2020-11-11 22:32 | by 杉本(主担) |

 中学校では国語の授業で「様々なジャンルの本を読ませたいのでブックトークをしてください。」と依頼されることがあります。ブックトークは中学校司書にとって生徒に直接たくさんの本を紹介できるまたとない機会です。昨年度前任校で2年生におこなったブックトークのご報告です。

さて今回はどんなテーマで本を紹介しようかと考えたとき、国語の教科書の中の本を紹介してこなかったことに気づきました。教科書で紹介されている本は、多くの学校が持っているので相互貸借で冊数を集めることも可能です。

 教科書の各単元では興味深い関連本が紹介されています。これらの本を一回のブックトークで紹介できないかと考えて作ったのが、「光村線各駅停車」です。

 


教科書全体を光村線という電車の路線に、各単元名を停車駅にたとえました。

名付けて「光村線各駅停車」です。

「皆様、光村線各駅停車にご乗車くださいましてありがとうございます。」と話し始めると生徒たちは最初キョトンとしていましたが、だんだんくすくす笑いがおこりました。

 最初の「アイスプラネット」駅では、椎名誠さんの作品を紹介。

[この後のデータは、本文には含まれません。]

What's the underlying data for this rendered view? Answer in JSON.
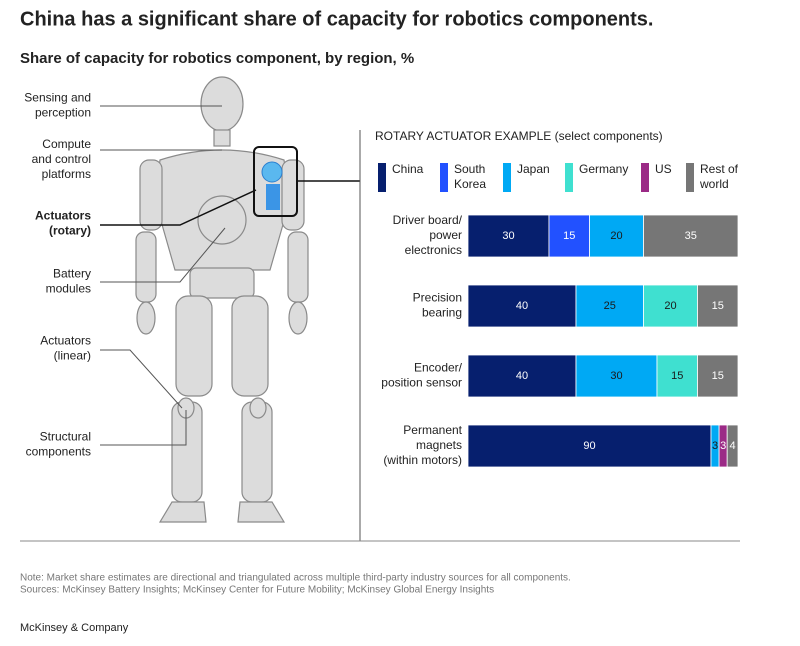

岳くんの芋ほり体験の顛末や、小説の主人公にされた岳くんの受難をみていたお姉さんが「絶対にわたしのことを書いてはダメ」といっていたけれど、その後やっとお許しが出て、椎名さんは「海ちゃん おはよう」という本を書くことができたといういきさつを話しました。(『岳物語』椎名誠 集英社、『海ちゃん、おはよう』椎名誠 新潮社、『孫物語』椎名誠 集英社)

二駅目は「枕草子駅」です。宮廷での人間模様を織り交ぜて、清少納言のライバル紫式部の関連作品も紹介しました。(『紫の結び』荻原規子 理論社、『紫式部の娘 賢子はとまらない!』篠綾子 静山社)


 「生物が記録する科学駅では、動物についての人気本『ざんねんないきもの事典』(今泉忠明 高橋書店)と『先生、巨大コウモリが廊下を飛んでいます!』(小林朋道 築地書館)をとりあげました。

いくつかの駅に停車して、最後の終着駅は「本の世界を広げよう」駅です。ここでは、以前課題図書にも選ばれていた『ある晴れた夏の朝』(小手るい 偕成社)とともに、クラウドファンディングで映画にもなった『この世界の片隅に』(こうの史代 徳間書店)とハワイに住む日系2世の少年のパールハーバー前後の体験を描いた『マレスケの虹』(森川成美 小峰書店)を紹介しました。

 テーマにそって、いろいろな切り口で様々なジャンルの本を紹介していく本来のブックトークとは方法が異なりましたが、パワーポイントで画面を切り替えながら、さくさく本を紹介していく試みは、生徒の集中力も切れずに、最後までしっかりと聞いてくれました。楽しんでくれたでしょうか?ブックトーク後、生徒のみなさんが準備した本を借りていってくれたときはホッと胸をなでおろしました。